Debt-to-revenue and debt-to-GSP are usually considered to be cut from the same cloth but analysing both in this scenario solidifies two main findings through corroboration; Victoria is leveraged relatively well compared to their economic capacity, but Queensland and WA are highly leveraged for their respective economic capacities when compared to their peers.
Perhaps this demonstrates a key difference between American and Australian state governments: the different political and social expectations between American and Australian state governments, which lead to varying degrees of politically necessary expenditures.
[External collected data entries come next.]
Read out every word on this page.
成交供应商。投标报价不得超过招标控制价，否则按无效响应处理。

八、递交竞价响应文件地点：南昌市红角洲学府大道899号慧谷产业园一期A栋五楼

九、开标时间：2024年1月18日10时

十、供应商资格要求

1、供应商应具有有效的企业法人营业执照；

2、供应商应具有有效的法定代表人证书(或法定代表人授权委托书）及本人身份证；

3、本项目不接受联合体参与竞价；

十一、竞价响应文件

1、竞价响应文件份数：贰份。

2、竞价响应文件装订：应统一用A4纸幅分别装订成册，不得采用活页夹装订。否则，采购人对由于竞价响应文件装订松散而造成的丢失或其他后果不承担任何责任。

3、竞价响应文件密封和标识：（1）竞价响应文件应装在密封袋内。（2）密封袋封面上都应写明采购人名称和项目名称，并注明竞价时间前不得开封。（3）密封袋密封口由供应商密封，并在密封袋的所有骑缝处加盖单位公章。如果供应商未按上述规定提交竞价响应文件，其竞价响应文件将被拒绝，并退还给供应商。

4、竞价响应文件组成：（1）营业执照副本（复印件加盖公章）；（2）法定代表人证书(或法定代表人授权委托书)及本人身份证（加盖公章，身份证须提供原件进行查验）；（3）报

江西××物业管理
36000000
One could also argue that, fiscally, American states are equipped with greater means of obtaining revenue because they are able to impose income and sales taxes. Therefore, this metric could be unfairly skewed in favour of American states. However, Australian states, although legally prohibited from doing so, still receive tax payments from Government Owned Corporations (GOCs). Indeed, Australian State Governments receive “tax equivalent payments” from GOCs so those GOCs are not unfairly advantage relative to private enterprises which are not exempt from taxation.
Additionally, the balanced budget requirements of US state & local governments, apart from Vermont, probably contributes to the seemingly exemplary performance of American governments in this chart. A balanced budget means that American state & local governments are prohibited from spending more than they collect in revenue, a stipulation that would most likely mean lower debt, all else equal. Such a requirement may be good for debt but could encourage perverse fiscal policies – particularly in recessions, as reduced tax revenues would cause government spending to decline when it is arguably most needed. The five American states with over 100% debt-to-revenue can be explained by the fact that around half of American state and local governments abide by biennial budget timeframes.
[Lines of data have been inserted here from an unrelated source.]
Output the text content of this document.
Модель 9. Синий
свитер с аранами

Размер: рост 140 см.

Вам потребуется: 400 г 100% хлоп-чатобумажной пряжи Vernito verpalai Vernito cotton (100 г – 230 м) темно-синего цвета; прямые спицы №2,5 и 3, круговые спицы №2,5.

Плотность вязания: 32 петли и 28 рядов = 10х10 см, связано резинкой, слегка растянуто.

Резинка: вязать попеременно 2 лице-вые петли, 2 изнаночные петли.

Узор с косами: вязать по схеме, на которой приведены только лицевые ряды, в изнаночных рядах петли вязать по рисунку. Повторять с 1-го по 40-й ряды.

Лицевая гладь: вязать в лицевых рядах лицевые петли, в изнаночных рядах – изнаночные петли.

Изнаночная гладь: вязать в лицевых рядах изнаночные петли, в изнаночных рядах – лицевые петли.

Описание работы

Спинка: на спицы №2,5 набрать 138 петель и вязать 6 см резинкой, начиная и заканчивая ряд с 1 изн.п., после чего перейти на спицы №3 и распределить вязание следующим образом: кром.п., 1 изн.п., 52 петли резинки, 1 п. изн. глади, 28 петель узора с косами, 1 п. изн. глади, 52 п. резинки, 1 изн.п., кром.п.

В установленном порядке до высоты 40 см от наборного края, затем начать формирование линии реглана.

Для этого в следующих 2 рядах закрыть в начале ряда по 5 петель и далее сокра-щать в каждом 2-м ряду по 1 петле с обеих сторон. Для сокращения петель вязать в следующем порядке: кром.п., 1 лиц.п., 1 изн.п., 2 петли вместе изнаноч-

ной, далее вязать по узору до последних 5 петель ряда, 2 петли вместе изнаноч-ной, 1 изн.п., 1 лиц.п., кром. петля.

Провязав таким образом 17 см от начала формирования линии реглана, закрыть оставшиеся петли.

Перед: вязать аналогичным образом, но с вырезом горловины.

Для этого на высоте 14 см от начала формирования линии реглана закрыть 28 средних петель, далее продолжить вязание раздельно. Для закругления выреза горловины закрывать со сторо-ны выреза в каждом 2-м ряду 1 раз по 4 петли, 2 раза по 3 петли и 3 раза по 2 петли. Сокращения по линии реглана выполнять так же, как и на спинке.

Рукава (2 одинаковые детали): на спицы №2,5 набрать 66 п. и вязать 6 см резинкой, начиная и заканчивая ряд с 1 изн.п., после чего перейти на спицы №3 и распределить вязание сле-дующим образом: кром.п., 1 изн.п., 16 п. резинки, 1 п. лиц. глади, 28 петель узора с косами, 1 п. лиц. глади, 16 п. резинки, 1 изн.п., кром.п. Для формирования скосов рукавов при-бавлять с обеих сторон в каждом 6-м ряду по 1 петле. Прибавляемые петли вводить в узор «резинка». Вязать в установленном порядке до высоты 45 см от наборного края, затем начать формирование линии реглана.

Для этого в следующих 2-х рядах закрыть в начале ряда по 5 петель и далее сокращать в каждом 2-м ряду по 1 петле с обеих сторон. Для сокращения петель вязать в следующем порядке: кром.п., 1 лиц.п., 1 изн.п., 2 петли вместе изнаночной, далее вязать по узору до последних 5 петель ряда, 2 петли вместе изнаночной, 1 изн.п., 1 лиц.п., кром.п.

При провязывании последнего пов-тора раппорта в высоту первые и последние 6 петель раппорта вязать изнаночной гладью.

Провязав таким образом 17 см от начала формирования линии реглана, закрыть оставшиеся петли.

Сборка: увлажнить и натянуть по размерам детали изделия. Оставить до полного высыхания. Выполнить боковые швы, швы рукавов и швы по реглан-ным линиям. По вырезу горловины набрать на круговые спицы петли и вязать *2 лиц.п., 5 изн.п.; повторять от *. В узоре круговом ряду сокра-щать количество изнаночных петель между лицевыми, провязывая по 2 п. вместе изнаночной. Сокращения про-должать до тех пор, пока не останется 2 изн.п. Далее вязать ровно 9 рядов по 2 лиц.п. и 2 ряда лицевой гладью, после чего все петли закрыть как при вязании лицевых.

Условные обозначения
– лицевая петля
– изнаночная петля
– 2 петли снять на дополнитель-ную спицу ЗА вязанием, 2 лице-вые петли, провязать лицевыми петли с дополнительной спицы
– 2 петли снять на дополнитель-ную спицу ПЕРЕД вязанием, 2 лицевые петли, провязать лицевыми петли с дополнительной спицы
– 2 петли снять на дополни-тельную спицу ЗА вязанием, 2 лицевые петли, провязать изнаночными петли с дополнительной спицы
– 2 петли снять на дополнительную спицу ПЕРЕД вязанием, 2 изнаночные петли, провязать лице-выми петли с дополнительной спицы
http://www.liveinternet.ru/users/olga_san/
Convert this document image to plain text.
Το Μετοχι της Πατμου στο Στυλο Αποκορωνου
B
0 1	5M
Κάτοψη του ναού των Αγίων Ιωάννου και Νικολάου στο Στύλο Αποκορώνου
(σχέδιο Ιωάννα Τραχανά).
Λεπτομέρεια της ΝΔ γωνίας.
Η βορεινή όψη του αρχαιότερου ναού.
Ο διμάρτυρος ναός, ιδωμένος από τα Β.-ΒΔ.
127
Debt-per-capita is a common metric for analysing debt levels because it gives an indication of how much a government has borrowed to provide services for each of its constituents. Australian states are performing relatively well under this metric, but WA still appears to be quite high.
Interest-to-revenue is concerned with the cost of taking on debt with regard to currently existing revenue streams. Worryingly, SA and QLD are leading in this respect, paying around 4.6% of their total revenue toward interest costs. Furthermore, Australian states have a well-established position among the ten worst American state & local governments in this respect. These high interest costs imply that Australian states may be paying too high of a price for debt right now, considering the return that they are expecting in the future.
Perhaps the higher debt levels of Australian state governments are justified when their different political and fiscal responsibilities are taken into account. The data would be much more insightful if the general government and GOCs could be split, so we could be comfortable about comparing like with like. Having said that, given the data that are available to us, it is clear that Australian states – particularly Queensland, which places first or second across all but one of the covered metrics – are handling much higher levels of debt than their American counterparts.